With bleeding of 1 degree of severity, there is no need for surgical intervention.

With bleeding of the 2nd degree of severity, conservative treatment is carried out, and if it was possible to stop it, the need for surgery disappears.

Surgery

With grade 3 bleeding, profuse and recurrent, surgical treatment is often the only possible way to save the patient. An emergency operation is necessary in case of perforation of the ulcer and the inability to stop the bleeding by conservative (endoscopic and other) methods. The operation must be carried out in the early stages of bleeding, as with late interventions, the prognosis deteriorates sharply.

With bleeding ulcers of the stomach and duodenum, a stem vagotomy is performed with partial resection of the stomach, gastrotomy with excision of the ulcer or stitching of damaged vessels. The possibility of death after surgery is 12-5%. In Mallory-Weiss syndrome, tamponade is applied using a Blackmore probe. If it is ineffective, the mucous membrane is sutured at the site of the rupture.

Diet for stomach bleeding

Causes, symptoms, first aid and diagnosis of gastrointestinal bleeding

Eating is allowed only one or two days after the cessation of severe gastrointestinal bleeding. Dishes should be chilled and have a liquid or semi-liquid appearance: mashed soups, mashed potatoes, cereals, yogurts, jelly, jelly.
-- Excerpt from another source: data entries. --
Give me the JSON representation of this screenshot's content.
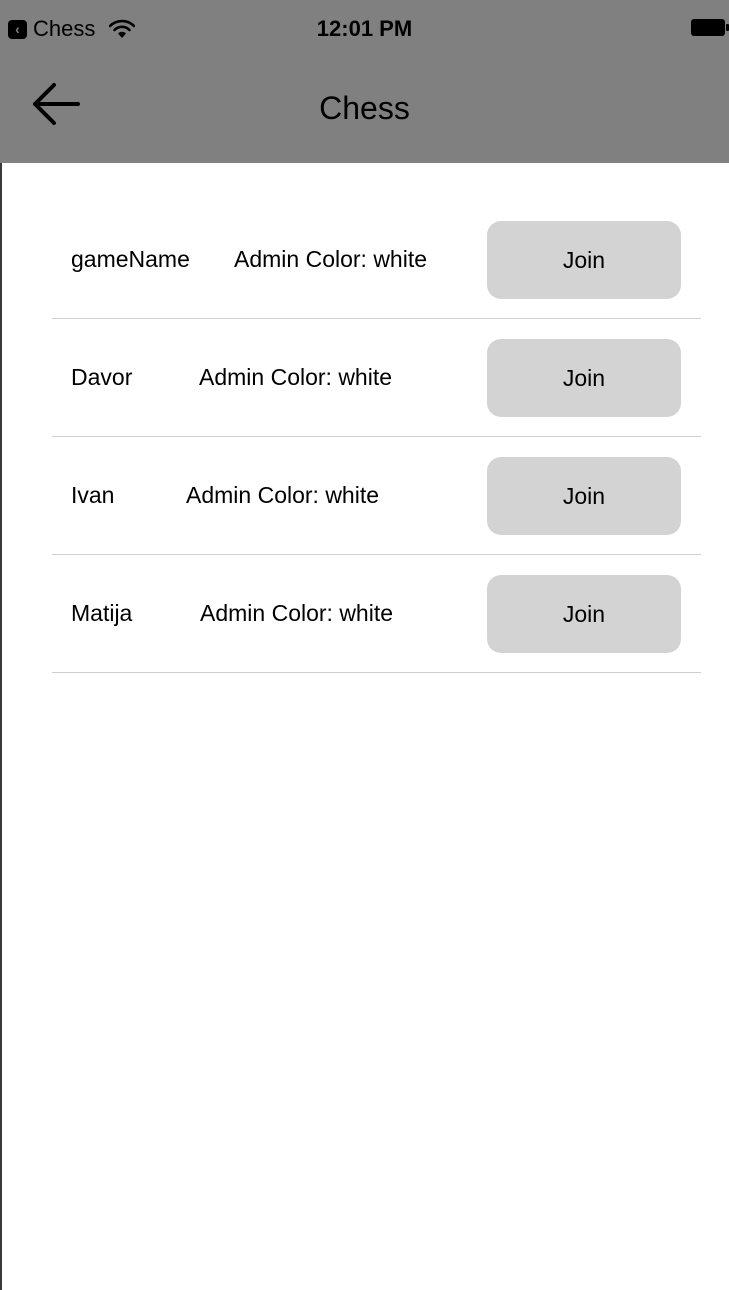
{
  "status_bar": {
    "back_app_label": "Chess",
    "time": "12:01 PM"
  },
  "nav": {
    "title": "Chess"
  },
  "games": [
    {
      "name": "gameName",
      "admin_color": "Admin Color: white",
      "join_label": "Join"
    },
    {
      "name": "Davor",
      "admin_color": "Admin Color: white",
      "join_label": "Join"
    },
    {
      "name": "Ivan",
      "admin_color": "Admin Color: white",
      "join_label": "Join"
    },
    {
      "name": "Matija",
      "admin_color": "Admin Color: white",
      "join_label": "Join"
    }
  ],
  "colors": {
    "nav_background": "#808080",
    "button_background": "#d3d3d3",
    "divider": "#cfcfcf"
  }
}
As the condition improves, the diet expands: meat soufflé, soft-boiled eggs, scrambled eggs, boiled vegetables, steam fish, baked apples are gradually added to it. Frozen cream, milk, butter are recommended.

When the patient’s condition stabilizes (about 5-6 days), food is taken every two hours. The daily volume of food should not exceed 400 ml.

To reduce hemorrhagic syndrome, you should eat foods rich in vitamins C, P (fruit and vegetable juices, rosehip broth) and K (butter, cream, sour cream). Animal fats increase blood clotting and promote faster clot formation in peptic ulcers.